Tuesday, November 1, 2011

Death cannot destroy

For some reason, I'm thinking of both All Saints and the first law of thermodynamics today. 
Aren't you? 

Today is the Feast of All Saints, the day upon which we celebrate the lives of the faithful who have gone on to their reward. I want to be able to say that I am celebrating, but mostly I am missing people today. My grandparents, a mentor, friends, classmates... all gone too soon to my way of thinking. 

The first law of thermodynamics is that energy can be transformed, but it cannot be created or destroyed. I could talk more about heat and energy conservation- the principles of thermodynamics- but that's not what I want to say. 

Energy can be transformed, but it cannot be created or destroyed. 

There's no way to talk about this without seeming a little out there, but stick with me. Scientifically, I know that our bodies decay, but spiritually I believe death is not the end God intends for us. We are transformed in ways we don't understand after death. I can't speculate as to how or where or even when, but I have a hard time thinking that we are fearfully and wonderfully made for a span of a few short years and that's it. 

(Neither do I assume eternity is a like a long church service.) 

In thinking of the saints I have known, today I am pondering how God has transformed their energy. The work of their lives affected me and it touches people with whom I interact- sometimes daily. Their energy, in part, transfers to me and others who knew and loved them. 

And I think God is still using them- not just through the memories and works that remain, but in some way that is beyond our comprehension. 

In Revelation, the saints intercede for the believers who remain on earth. Perhaps they are praying for us.
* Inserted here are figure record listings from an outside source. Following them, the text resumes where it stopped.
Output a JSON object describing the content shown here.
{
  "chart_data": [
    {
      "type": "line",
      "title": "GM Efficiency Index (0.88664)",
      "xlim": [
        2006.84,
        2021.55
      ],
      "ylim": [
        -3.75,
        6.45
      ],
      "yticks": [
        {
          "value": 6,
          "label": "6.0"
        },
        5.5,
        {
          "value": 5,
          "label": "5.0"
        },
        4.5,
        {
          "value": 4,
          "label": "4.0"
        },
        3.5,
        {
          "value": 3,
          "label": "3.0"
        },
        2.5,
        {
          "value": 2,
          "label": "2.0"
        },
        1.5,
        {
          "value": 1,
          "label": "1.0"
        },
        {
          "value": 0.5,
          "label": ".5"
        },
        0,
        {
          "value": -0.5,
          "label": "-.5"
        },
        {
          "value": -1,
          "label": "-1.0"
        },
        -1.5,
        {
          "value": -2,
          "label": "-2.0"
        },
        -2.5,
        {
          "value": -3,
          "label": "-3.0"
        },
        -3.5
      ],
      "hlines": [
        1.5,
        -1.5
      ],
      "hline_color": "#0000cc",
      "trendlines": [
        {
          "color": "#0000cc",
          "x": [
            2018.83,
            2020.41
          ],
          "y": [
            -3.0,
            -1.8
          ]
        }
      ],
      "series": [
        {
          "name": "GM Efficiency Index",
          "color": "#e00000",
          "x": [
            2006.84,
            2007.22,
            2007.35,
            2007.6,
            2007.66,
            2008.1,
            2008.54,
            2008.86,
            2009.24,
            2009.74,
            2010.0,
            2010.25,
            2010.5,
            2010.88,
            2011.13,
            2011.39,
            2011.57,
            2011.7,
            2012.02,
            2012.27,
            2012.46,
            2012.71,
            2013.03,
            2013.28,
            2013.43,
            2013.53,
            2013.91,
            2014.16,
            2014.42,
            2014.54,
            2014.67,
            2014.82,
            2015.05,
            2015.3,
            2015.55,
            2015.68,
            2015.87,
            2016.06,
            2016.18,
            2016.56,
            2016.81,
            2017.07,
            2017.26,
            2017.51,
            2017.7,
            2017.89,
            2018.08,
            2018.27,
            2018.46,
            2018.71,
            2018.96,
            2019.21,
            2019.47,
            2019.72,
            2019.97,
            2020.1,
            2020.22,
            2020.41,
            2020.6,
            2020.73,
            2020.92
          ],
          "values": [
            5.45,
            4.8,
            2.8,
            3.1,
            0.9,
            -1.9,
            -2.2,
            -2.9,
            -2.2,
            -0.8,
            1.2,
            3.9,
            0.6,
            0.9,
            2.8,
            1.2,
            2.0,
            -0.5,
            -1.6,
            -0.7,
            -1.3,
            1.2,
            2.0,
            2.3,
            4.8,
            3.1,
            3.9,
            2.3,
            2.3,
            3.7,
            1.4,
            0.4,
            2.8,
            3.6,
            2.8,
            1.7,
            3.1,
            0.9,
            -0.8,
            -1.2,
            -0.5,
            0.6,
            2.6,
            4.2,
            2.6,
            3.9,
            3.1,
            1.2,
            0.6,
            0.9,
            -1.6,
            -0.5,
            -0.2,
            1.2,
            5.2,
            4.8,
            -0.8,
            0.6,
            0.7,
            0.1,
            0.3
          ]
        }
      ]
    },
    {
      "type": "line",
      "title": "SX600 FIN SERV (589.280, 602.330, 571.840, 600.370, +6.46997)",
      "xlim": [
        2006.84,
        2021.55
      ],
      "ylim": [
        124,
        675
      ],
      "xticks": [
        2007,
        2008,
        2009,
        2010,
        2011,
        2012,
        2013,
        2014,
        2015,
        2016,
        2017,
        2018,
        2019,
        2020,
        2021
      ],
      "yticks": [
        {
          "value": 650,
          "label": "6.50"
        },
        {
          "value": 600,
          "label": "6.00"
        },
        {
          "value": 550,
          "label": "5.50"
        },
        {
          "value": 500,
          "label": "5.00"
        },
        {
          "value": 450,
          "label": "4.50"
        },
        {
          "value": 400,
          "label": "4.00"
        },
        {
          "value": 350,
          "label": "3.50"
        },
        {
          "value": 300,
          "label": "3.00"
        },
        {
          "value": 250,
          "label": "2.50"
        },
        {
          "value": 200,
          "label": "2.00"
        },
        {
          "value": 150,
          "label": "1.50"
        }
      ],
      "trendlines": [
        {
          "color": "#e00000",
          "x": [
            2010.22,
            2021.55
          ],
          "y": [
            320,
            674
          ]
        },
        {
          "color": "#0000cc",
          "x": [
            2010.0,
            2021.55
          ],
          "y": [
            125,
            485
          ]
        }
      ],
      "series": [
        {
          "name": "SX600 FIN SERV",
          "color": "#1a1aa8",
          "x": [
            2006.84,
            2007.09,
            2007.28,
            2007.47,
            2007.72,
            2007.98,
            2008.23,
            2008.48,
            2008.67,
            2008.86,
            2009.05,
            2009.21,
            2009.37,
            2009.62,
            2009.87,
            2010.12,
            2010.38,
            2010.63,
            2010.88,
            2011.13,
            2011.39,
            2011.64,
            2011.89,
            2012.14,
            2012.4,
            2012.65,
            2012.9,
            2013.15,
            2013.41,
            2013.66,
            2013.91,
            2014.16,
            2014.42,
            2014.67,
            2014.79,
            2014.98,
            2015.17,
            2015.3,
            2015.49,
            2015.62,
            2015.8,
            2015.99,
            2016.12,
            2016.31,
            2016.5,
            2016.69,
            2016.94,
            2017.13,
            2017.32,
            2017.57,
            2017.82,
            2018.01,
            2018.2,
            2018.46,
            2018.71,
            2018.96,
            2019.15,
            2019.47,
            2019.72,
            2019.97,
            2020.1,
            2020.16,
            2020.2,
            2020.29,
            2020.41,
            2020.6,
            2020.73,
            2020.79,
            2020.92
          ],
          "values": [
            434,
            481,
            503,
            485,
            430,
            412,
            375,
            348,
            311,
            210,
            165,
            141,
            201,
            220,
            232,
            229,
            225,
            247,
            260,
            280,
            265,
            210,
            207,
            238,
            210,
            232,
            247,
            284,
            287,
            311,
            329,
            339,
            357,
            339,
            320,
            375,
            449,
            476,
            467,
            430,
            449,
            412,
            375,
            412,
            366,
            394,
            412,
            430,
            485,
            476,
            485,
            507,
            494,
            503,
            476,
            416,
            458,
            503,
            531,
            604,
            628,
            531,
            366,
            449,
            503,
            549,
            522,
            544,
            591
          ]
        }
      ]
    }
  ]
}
Maybe they are worshipping with us. Maybe they are doing work on a plane as yet beyond our understanding. 

However, on this day, I'm comforted by believing that their lives have been transformed, but not destroyed. That their energy is altered, but still powerful. That their lives continue to matter, even beyond our memories. 

Grant them eternal rest, O Lord, and let light perpetual shine upon them.